Садись. Пиппо, к нам папа пришел!
– Дон Нэнэ! Какая радость! Какая честь! Добро пожаловать в дом, где вы еще не были!
– Что с тобой, Пиппо? Я зашел на склад, и Калуццэ сказал, что ты хвораешь.
– Пустяки. Небольшая температура. Только что был врач. Он говорит, что это от страха, которого я натерпелся.
– Мы все перепугались. Я пришел просить у тебя прощения.
– Прощения? У меня? За что?
– Когда я услышал, что тебя забрали карабинеры, я подумал: ни с того ни с сего не арестуют, чего‑то небось мой зятек натворил. Я был неправ. За тобой никакой вины нет, и я извиняюсь, что плохо про тебя подумал.
– И кто же вас убедил в моей невиновности?
– Начальник полиции Спинозо. Хороший человек. Он объяснил, что лейтенант карабинеров спутал тебя с другим человеком. Заместо него арестовал тебя. Ты плачешь?
– Что с тобой, милый? Не плачь, а то я тоже плакать начну.
– Да, Танинэ, да, ваше степенство, я плачу! Если б вы знали, папа, каково без вины в камере сидеть!
– Хватит, Пиппо, вытри слезы. Слава богу, все позади.
– Да, папа. Да, ваше степенство. Позади. Ничего, что я называю вас папой? Вы разрешаете?
– Конечно, сын мой. Танинэ, как только Пиппо поправится, жду вас на обед или на ужин.
– Папа, как поживает Лиллина?
– Что тебе сказать, Танинэ? Последние дни она не в своей тарелке. Вчера думала съездить в Фелу, она ведь недели прожить не может вдалеке от родителей. А потом сказала, в другой день поедет.
– А ты, кажется, завтра в Фелу собирался, да, Пиппо?
– Да, Танинэ, у меня встреча с братьями Тантерра назначена, я тебе говорил: надо закупку партии леса обсудить. Теперь из‑за болезни поездка откладывается. Ничего не поделаешь.
– Значит, не забудь: как только поправишься, вы приходите к нам. Лиллина будет рада. Она ведь все время дома сидит и никого не видит.

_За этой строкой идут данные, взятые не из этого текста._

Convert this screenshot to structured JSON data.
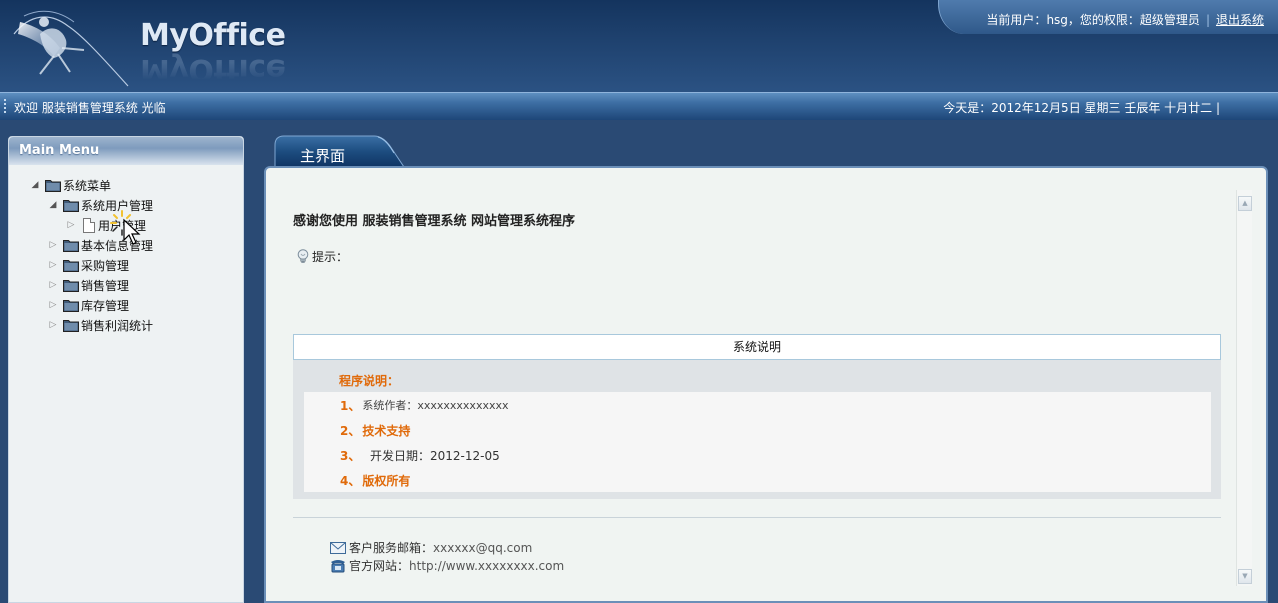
{
  "header": {
    "app_title": "MyOffice",
    "user_prefix": "当前用户：",
    "username": "hsg",
    "role_text": "，您的权限：超级管理员",
    "logout_label": "退出系统"
  },
  "status_bar": {
    "welcome": "欢迎 服装销售管理系统 光临",
    "date_text": "今天是：2012年12月5日 星期三 壬辰年 十月廿二 |"
  },
  "sidebar": {
    "title": "Main Menu",
    "tree": [
      {
        "label": "系统菜单",
        "level": 0,
        "expanded": true,
        "type": "folder"
      },
      {
        "label": "系统用户管理",
        "level": 1,
        "expanded": true,
        "type": "folder"
      },
      {
        "label": "用户管理",
        "level": 2,
        "expanded": false,
        "type": "page"
      },
      {
        "label": "基本信息管理",
        "level": 1,
        "expanded": false,
        "type": "folder"
      },
      {
        "label": "采购管理",
        "level": 1,
        "expanded": false,
        "type": "folder"
      },
      {
        "label": "销售管理",
        "level": 1,
        "expanded": false,
        "type": "folder"
      },
      {
        "label": "库存管理",
        "level": 1,
        "expanded": false,
        "type": "folder"
      },
      {
        "label": "销售利润统计",
        "level": 1,
        "expanded": false,
        "type": "folder"
      }
    ]
  },
  "main": {
    "tab_label": "主界面",
    "heading": "感谢您使用 服装销售管理系统 网站管理系统程序",
    "tip_label": "提示：",
    "description": {
      "header": "系统说明",
      "program_title": "程序说明：",
      "items": [
        {
          "num": "1、",
          "text": "系统作者：xxxxxxxxxxxxxx",
          "style": "small"
        },
        {
          "num": "2、",
          "text": "技术支持",
          "style": "orange"
        },
        {
          "num": "3、",
          "text": "  开发日期：2012-12-05",
          "style": "normal"
        },
        {
          "num": "4、",
          "text": "版权所有",
          "style": "orange"
        }
      ]
    },
    "contact": {
      "email_label": "客户服务邮箱：",
      "email_value": "xxxxxx@qq.com",
      "site_label": "官方网站：",
      "site_value": "http://www.xxxxxxxx.com"
    }
  },
  "icons": {
    "logo": "logo-graphic",
    "tip": "lightbulb-icon",
    "email": "envelope-icon",
    "site": "phone-icon",
    "folder": "folder-icon",
    "page": "page-icon",
    "cursor": "busy-cursor-icon"
  },
  "colors": {
    "header_bg": "#1f426f",
    "accent_orange": "#e06a0a",
    "panel_border": "#6b8fb8",
    "sidebar_bg": "#eef2f3"
  }
}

– Как только обмогнусь, мы придем.
– Танинэ, ты проводишь меня до двери?
– Танинэ, папа ушел?
– Да, Пиппо.
– Ты где, Танинэ?
– В кухне.
– Что ты там делаешь, Танинэ?
– Обед стряпаю.
– Иди сюда, Танинэ.
– Иду, Пиппо. О, Мадонна, зачем это ты голый разделся? Ну‑ка накройся? При температуре тепло нужно.
– Именно что тепло. Ложись скорее. Мне опять приспичило.
– О, Мадонна! Сколько можно? С раннего утра пестом в ступке толчешь… Вот так… вот так… да… да… да…
– Целуем руки, дон Лолло.
– Приветствую тебя, Джедже.
– Нижайшее почтение, дон Лолло.
– Приветствую тебя, Калоджерино.
– Дон Лолло, теперь понятно, почему Пиппо Дженуарди заарестовали, а через полдня отпустили.
– Почему же?
– Сказывают, распутица вышла с одноизменниками.
– Ты что, по‑турецки выучился говорить?
– Дозвольте, я объясню, дон Лолло. Мой друг Джедже хочет сказать, что Пиппо Дженуарди арестовали из‑за путаницы с одноименниками: это когда двух людей одинаково зовут и их можно спутать. Обознаться то есть.
– А я что сказал, дон Лолло? Разве не то же самое?
– Получается, синьора Дженуарди сначала сажают в кутузку, потом чешут в затылке, и ах, ошибочка вышла, извините, до свиданьица. Что‑то тут не так.
– И я думаю, не так, дон Лолло. Возьмите Туридруццо Карлезимо, которого тоже через одноизменника арестовали: семь месяцев прошло, покуда закон признал, что обознался.